Hughes’s technique has been described as “heterodox”. He was special, following a manual that only he could understand and profit from.
After the batsman became the youngest player to make two centuries in a Test match, Peter Roebuck wrote, “Hughes is a tough, pesky 20-year-old lefty from the sticks who bats and lives by his own lights.”
Not for him the leaning off drive or the casual swing to leg of the elegant left-hander. He loved to slice, loved to reach for the ball.
What he lacked in technique he made up in heart and common sense. He was mature enough to overcome the handicap of being known as the “next Bradman”, and mischievous enough to bring up a Test century with two sixes.
Former player Mike Selvey has suggested that the protection afforded to the modern player has made him lax on safety. The well-protected take bigger risks. The manufacturer of the helmet that Hughes was wearing has rushed to tell us that he was not using their latest offering. But it does not matter — fixing fault is merely an exercise in understanding an event that, frankly, is beyond comprehension.

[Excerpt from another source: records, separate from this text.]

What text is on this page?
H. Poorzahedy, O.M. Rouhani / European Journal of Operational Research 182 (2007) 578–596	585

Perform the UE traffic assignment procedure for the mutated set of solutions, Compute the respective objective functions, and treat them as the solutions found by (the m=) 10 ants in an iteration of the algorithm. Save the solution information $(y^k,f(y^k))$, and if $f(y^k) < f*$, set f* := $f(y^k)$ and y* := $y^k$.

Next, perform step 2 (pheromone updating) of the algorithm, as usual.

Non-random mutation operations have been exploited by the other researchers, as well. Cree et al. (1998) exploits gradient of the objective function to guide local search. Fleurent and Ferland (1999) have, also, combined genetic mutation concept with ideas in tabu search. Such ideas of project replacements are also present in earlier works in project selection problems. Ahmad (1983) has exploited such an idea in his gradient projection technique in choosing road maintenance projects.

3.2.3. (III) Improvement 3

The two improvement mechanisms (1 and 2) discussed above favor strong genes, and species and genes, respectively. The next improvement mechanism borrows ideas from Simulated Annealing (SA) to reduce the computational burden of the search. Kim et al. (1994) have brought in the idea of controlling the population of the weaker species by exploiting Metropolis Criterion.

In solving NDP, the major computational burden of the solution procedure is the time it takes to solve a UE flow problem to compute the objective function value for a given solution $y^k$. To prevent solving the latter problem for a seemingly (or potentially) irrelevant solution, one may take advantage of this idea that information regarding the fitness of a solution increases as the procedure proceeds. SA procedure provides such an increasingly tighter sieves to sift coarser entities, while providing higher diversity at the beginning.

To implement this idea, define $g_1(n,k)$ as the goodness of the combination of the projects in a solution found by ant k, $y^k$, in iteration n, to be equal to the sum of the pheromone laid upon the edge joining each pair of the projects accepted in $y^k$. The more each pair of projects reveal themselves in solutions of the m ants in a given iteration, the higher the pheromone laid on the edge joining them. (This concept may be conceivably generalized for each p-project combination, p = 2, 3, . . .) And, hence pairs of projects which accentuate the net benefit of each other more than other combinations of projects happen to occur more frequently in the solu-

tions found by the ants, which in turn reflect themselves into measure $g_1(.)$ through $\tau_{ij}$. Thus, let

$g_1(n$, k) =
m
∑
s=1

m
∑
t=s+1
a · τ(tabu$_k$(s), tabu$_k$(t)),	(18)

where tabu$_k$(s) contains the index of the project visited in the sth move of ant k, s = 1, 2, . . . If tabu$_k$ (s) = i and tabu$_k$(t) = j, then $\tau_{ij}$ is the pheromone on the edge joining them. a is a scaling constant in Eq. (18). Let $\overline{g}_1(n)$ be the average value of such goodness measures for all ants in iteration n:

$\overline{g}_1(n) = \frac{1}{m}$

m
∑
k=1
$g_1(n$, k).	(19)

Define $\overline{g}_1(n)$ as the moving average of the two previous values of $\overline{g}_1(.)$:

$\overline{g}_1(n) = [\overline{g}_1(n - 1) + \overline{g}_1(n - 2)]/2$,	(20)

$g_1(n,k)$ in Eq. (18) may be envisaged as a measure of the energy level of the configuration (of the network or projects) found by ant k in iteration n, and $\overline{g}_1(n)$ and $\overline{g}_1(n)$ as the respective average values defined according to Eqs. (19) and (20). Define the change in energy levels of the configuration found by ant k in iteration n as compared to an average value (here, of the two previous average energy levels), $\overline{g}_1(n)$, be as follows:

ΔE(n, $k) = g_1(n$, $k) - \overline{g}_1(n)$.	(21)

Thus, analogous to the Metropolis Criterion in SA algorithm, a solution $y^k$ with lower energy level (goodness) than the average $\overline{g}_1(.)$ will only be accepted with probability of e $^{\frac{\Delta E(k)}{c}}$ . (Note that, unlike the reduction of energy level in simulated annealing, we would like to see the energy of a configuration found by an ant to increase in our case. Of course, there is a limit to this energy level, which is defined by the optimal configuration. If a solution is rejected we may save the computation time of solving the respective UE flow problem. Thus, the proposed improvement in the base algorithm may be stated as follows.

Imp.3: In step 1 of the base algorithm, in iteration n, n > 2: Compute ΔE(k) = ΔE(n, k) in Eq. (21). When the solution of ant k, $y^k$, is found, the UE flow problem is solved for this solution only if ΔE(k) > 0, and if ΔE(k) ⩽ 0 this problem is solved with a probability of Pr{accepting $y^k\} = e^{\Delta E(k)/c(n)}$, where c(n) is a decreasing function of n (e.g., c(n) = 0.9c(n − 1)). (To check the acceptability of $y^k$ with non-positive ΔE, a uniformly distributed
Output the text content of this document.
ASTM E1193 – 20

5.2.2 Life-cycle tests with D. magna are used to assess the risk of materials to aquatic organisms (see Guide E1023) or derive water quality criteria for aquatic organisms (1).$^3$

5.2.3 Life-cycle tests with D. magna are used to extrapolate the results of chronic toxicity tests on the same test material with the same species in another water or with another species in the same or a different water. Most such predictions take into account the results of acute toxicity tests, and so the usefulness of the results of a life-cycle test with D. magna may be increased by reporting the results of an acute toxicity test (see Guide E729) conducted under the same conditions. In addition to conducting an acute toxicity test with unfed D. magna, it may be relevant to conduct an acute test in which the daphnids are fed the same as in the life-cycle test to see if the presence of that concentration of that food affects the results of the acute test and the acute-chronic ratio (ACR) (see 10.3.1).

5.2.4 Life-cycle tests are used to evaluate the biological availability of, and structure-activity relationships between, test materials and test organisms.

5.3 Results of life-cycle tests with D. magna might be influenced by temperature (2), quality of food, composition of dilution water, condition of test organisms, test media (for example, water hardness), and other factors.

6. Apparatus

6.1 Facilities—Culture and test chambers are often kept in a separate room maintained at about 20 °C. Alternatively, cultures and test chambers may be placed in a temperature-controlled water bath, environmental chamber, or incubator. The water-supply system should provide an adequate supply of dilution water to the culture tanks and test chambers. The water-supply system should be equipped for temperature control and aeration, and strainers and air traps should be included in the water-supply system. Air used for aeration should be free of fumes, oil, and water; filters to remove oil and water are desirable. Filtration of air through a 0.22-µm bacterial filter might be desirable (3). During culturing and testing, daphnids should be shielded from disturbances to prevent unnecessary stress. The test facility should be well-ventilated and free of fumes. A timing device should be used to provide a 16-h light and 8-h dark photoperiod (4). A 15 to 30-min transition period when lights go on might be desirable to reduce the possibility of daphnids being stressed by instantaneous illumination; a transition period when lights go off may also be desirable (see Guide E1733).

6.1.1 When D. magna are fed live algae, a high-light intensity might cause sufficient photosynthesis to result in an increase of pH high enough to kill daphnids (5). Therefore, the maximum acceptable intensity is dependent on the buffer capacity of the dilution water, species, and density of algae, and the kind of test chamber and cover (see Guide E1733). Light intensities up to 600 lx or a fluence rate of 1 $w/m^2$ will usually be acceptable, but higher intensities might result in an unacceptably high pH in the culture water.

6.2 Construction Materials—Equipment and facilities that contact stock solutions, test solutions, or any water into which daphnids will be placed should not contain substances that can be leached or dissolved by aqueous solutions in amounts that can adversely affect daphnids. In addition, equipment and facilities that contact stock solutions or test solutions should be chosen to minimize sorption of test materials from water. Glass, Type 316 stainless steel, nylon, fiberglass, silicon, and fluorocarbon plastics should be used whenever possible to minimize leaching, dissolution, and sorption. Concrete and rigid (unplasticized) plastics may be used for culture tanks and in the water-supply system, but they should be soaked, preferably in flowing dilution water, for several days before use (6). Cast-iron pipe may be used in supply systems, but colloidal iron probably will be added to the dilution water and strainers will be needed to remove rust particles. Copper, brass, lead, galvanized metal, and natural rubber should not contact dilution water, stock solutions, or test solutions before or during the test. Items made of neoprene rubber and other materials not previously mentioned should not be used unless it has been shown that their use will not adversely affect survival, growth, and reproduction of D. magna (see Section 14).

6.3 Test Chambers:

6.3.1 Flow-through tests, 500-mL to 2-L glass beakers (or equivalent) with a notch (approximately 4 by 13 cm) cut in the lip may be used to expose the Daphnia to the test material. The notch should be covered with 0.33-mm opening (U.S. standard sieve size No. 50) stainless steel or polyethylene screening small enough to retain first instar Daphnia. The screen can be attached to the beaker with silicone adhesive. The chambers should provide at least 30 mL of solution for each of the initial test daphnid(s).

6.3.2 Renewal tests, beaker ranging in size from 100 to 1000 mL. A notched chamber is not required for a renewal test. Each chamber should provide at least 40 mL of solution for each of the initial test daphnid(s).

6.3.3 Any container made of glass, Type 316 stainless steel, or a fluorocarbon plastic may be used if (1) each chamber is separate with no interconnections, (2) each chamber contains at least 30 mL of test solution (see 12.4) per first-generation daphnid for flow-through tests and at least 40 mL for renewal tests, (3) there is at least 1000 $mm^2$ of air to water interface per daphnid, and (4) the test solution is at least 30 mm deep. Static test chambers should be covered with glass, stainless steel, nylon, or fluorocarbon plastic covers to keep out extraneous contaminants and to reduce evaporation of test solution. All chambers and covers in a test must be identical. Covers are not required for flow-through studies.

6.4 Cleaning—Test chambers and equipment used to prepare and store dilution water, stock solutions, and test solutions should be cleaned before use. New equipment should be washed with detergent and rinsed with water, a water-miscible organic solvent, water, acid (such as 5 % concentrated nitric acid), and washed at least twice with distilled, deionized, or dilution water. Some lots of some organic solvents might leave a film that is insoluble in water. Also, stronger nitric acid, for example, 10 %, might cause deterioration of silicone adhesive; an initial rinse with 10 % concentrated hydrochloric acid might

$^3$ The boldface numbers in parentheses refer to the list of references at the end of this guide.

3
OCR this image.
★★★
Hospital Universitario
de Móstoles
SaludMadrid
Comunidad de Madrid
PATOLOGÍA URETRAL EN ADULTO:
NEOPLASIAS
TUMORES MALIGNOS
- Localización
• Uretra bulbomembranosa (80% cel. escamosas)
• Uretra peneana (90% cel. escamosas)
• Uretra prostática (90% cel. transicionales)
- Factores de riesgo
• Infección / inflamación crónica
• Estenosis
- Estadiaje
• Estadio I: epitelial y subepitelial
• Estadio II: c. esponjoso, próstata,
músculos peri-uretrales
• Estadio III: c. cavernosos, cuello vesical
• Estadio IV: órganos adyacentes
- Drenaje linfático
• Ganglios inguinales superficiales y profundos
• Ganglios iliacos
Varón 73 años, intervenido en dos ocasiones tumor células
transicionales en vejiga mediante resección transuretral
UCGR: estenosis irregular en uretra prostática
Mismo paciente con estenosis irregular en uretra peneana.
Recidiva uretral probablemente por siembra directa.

Sport is a life-affirming activity, and to die in action goes against the natural order of things. Through the psychological membrane that separates sport from real life it is acceptable when situations from the former pass into the latter. When the US President Richard Nixon asked the moon-walking astronauts, “Did you get the results of the All-Stars game?” it seemed both natural and vital.
Sport can seep into life, but when the reverse happens it is frightening. When real life breaks through and enters a sporting activity bringing with it death, it is unfair. Real life has no business entering a purely artificial situation and jerking us awake to the potential for tragedy there. Death, be not proud.